Jerry reflected. "You mean I'd have to eliminate war, supplement the Voice of America, and so on? I'd have certain advantages over the Voice of America, at that. I wouldn't have a bunch of politicians playing football with my appropriations."
"This campaign would have to go further and deeper than the Voice of America. You might call it the Voice of Conscience. Its aim would be to make every human being on Earth care more about the welfare of his fellow-man than he cares about his own."
"A couple of thousand years back," Jerry said, soberly, "a better Promoter than I tried to put that idea across. The campaign He started is still running. It's taken hold in some quarters, but I wouldn't say public acceptance is anything like worldwide yet."
"Then you don't think you can do it?" the Ambassador asked, his eagerness somewhat deflated.
"I'm not committing myself to whether I could or couldn't. I could put the Ten Commandments on an international hookup. Thou shalt not steal. Thou shalt not covet thy neighbor his goods. I could get Walt Disney to dramatize the golden rule."
"Ah, I see you have some ideas for the copy already," the Ambassador said. "I thought I could get you interested in it. Then you'll sign a contract?"
"No," Jerry said, briefly and definitely.
"Now, wait a minute, Mr. Jergins," the Ambassador protested. "Why do you suddenly become blunt and unqualified? Do you realize what I'm offering you? In return for ceasing this tourist promotion, I'm offering you the invention that obsolesces all others—the Matter Repositor!"
Jerry stood up and placed the palms of his hands flat on his desk. "I told you that you'd learn something in our primitive jungle, Mr. Ambassador. Well, this is it. We may be mechanical morons, according to your standards, but we naked savages can produce anything we need. Since we've corrected the misconception that what Earth produces isn't good enough for Earthmen, and whipped up a tourist trade, business is booming. And when it booms, we can distribute those Earth products in a way that suits us pretty well. A primitive way, you may think, but one that is adapted to the unfortunate circumstance that we aren't a bunch of little tin saints living in an ideal world.

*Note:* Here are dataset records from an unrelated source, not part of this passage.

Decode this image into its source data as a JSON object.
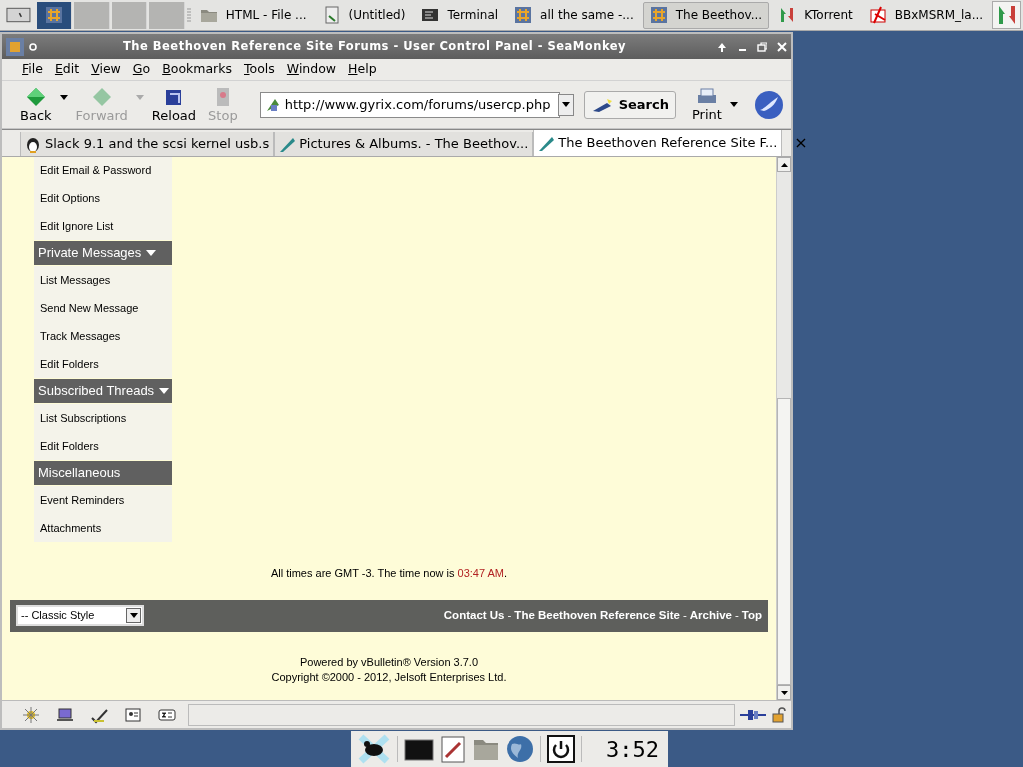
{
  "taskbar": {
    "pager": [
      {
        "selected": true
      },
      {
        "selected": false
      },
      {
        "selected": false
      },
      {
        "selected": false
      }
    ],
    "tasks": [
      {
        "label": "HTML - File ...",
        "kind": "folder",
        "selected": false
      },
      {
        "label": "(Untitled)",
        "kind": "editor",
        "selected": false
      },
      {
        "label": "Terminal",
        "kind": "terminal",
        "selected": false
      },
      {
        "label": "all the same -...",
        "kind": "browser",
        "selected": false
      },
      {
        "label": "The Beethov...",
        "kind": "browser",
        "selected": true
      },
      {
        "label": "KTorrent",
        "kind": "arrows",
        "selected": false
      },
      {
        "label": "BBxMSRM_la...",
        "kind": "pdf",
        "selected": false
      }
    ]
  },
  "window": {
    "title": "The Beethoven Reference Site Forums - User Control Panel - SeaMonkey",
    "menu": [
      "File",
      "Edit",
      "View",
      "Go",
      "Bookmarks",
      "Tools",
      "Window",
      "Help"
    ],
    "toolbar": [
      {
        "label": "Back",
        "kind": "back",
        "disabled": false,
        "dropdown": true
      },
      {
        "label": "Forward",
        "kind": "forward",
        "disabled": true,
        "dropdown": true
      },
      {
        "label": "Reload",
        "kind": "reload",
        "disabled": false,
        "dropdown": false
      },
      {
        "label": "Stop",
        "kind": "stop",
        "disabled": true,
        "dropdown": false
      }
    ],
    "url": "http://www.gyrix.com/forums/usercp.php",
    "search_button": "Search",
    "print_button": "Print",
    "tabs": [
      {
        "label": "Slack 9.1 and the scsi kernel usb.s",
        "kind": "penguin",
        "selected": false
      },
      {
        "label": "Pictures & Albums. - The Beethov...",
        "kind": "feather",
        "selected": false
      },
      {
        "label": "The Beethoven Reference Site F...",
        "kind": "feather",
        "selected": true
      }
    ],
    "close_tab": "×"
  },
  "sidebar": [
    {
      "kind": "link",
      "label": "Edit Email & Password"
    },
    {
      "kind": "link",
      "label": "Edit Options"
    },
    {
      "kind": "link",
      "label": "Edit Ignore List"
    },
    {
      "kind": "header",
      "label": "Private Messages",
      "collapsible": true
    },
    {
      "kind": "link",
      "label": "List Messages"
    },
    {
      "kind": "link",
      "label": "Send New Message"
    },
    {
      "kind": "link",
      "label": "Track Messages"
    },
    {
      "kind": "link",
      "label": "Edit Folders"
    },
    {
      "kind": "header",
      "label": "Subscribed Threads",
      "collapsible": true
    },
    {
      "kind": "link",
      "label": "List Subscriptions"
    },
    {
      "kind": "link",
      "label": "Edit Folders"
    },
    {
      "kind": "header",
      "label": "Miscellaneous",
      "collapsible": false
    },
    {
      "kind": "link",
      "label": "Event Reminders"
    },
    {
      "kind": "link",
      "label": "Attachments"
    }
  ],
  "time_note": {
    "before": "All times are GMT -3. The time now is ",
    "time": "03:47 AM",
    "after": "."
  },
  "footer": {
    "style_select": "-- Classic Style",
    "links": [
      "Contact Us",
      "The Beethoven Reference Site",
      "Archive",
      "Top"
    ],
    "separator": "-"
  },
  "credits": [
    "Powered by vBulletin® Version 3.7.0",
    "Copyright ©2000 - 2012, Jelsoft Enterprises Ltd."
  ],
  "dock": {
    "clock": "3:52"
  }
}
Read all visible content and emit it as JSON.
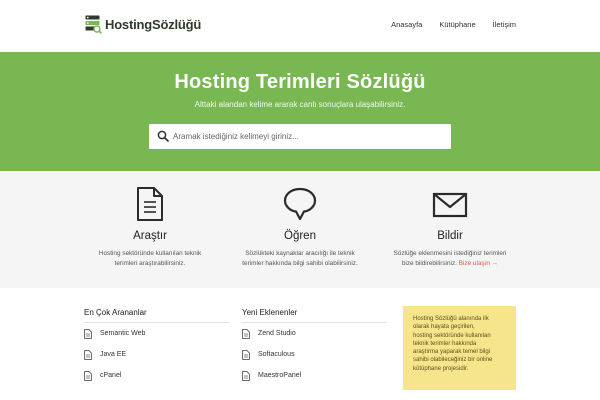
{
  "header": {
    "logo_text": "HostingSözlüğü",
    "nav": [
      {
        "label": "Anasayfa"
      },
      {
        "label": "Kütüphane"
      },
      {
        "label": "İletişim"
      }
    ]
  },
  "hero": {
    "title": "Hosting Terimleri Sözlüğü",
    "subtitle": "Alttaki alandan kelime ararak canlı sonuçlara ulaşabilirsiniz.",
    "search": {
      "placeholder": "Aramak istediğiniz kelimeyi giriniz..."
    },
    "background_color": "#79b752"
  },
  "features": [
    {
      "icon": "document-icon",
      "title": "Araştır",
      "desc_line1": "Hosting sektöründe kullanılan teknik",
      "desc_line2": "terimleri araştırabilirsiniz."
    },
    {
      "icon": "speech-bubble-icon",
      "title": "Öğren",
      "desc_line1": "Sözlükteki kaynaklar aracılığı ile teknik",
      "desc_line2": "terimler hakkında bilgi sahibi olabilirsiniz."
    },
    {
      "icon": "envelope-icon",
      "title": "Bildir",
      "desc_line1": "Sözlüğe eklenmesini istediğiniz terimleri",
      "desc_line2": "bize bildirebilirsiniz.",
      "link": "Bize ulaşın →"
    }
  ],
  "most_searched": {
    "title": "En Çok Arananlar",
    "items": [
      {
        "label": "Semantic Web"
      },
      {
        "label": "Java EE"
      },
      {
        "label": "cPanel"
      }
    ]
  },
  "recently_added": {
    "title": "Yeni Eklenenler",
    "items": [
      {
        "label": "Zend Studio"
      },
      {
        "label": "Softaculous"
      },
      {
        "label": "MaestroPanel"
      }
    ]
  },
  "note": {
    "lines": [
      "Hosting Sözlüğü alanında ilk",
      "olarak hayata geçirilen,",
      "hosting sektöründe kullanılan",
      "teknik terimler hakkında",
      "araştırma yaparak temel bilgi",
      "sahibi olabileceğiniz bir online",
      "kütüphane projesidir."
    ],
    "background_color": "#f6e58a"
  },
  "colors": {
    "accent": "#79b752",
    "link": "#e05a3a",
    "icon_dark": "#2c2c2c"
  }
}
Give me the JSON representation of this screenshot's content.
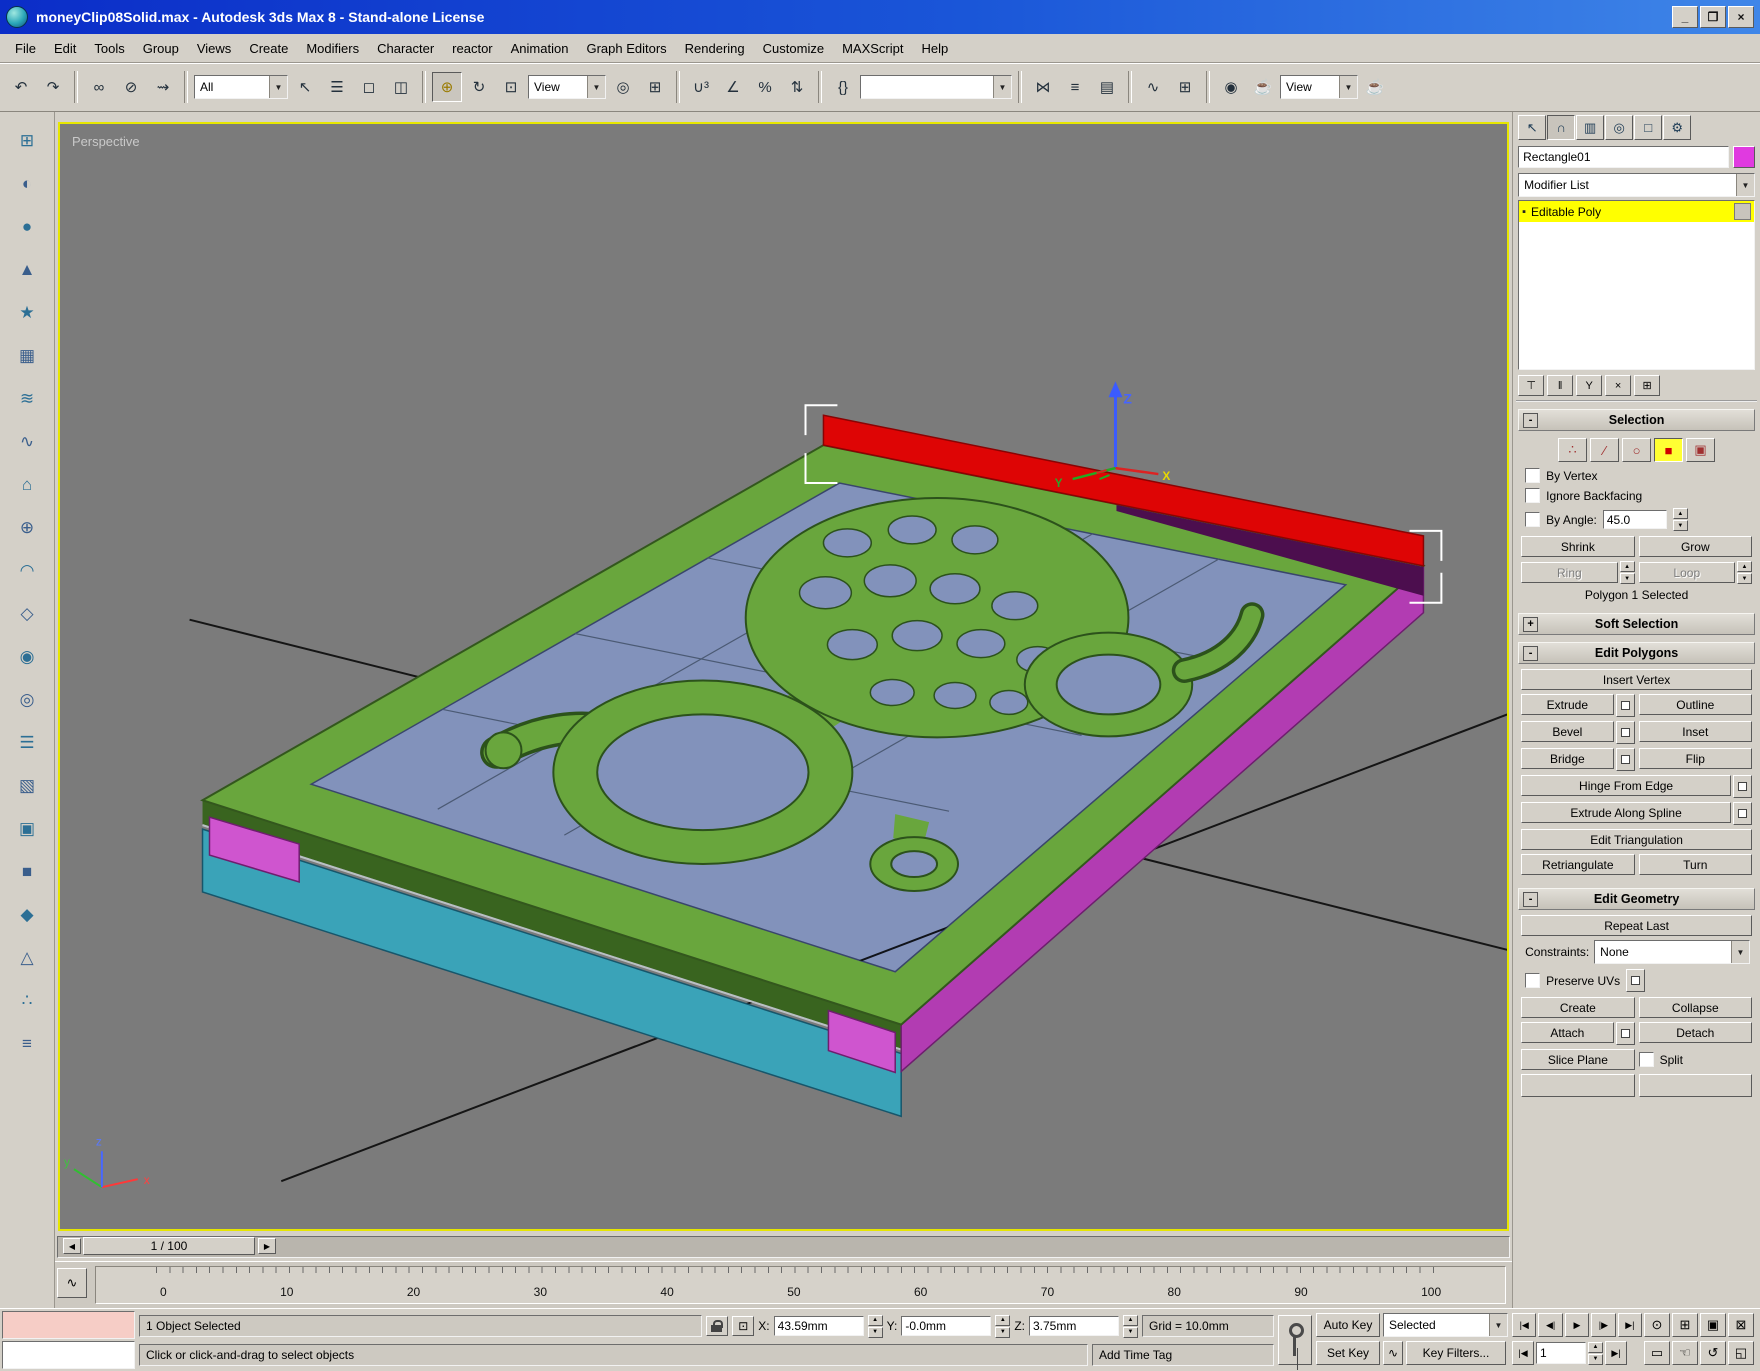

"I asked you for Matter Repositors once, and you were wise enough to turn me down. I'm glad you did. They'd cause us more trouble than the atomic bomb. We don't want the damn things. Do you understand that?"
On sudden impulse, Jerry strode across his office. There stood a large and brilliantly colored object, jarring oddly with the other furniture. Sometimes at a loss to spend his newly acquired wealth, Jerry had yielded, a month or so before, to a desire conceived in childhood to own a real honest-to-goodness juke box.
Jerry fished in his pocket for a nickel, deposited it in the slot, pushed button seven. Loud, tinny, and offensively blatant, the strains of "I Don't Wanna Leave the Congo" filled the office, effectively drowning out any further remarks the Ambassador from Outer Space might have wished to make.
"If you'll pardon me," Jerry shouted over the din, "I have some arrow heads to chip—and a potential extraterrestrial mate to woo with a quaint tribal ritual we call dating on Earth."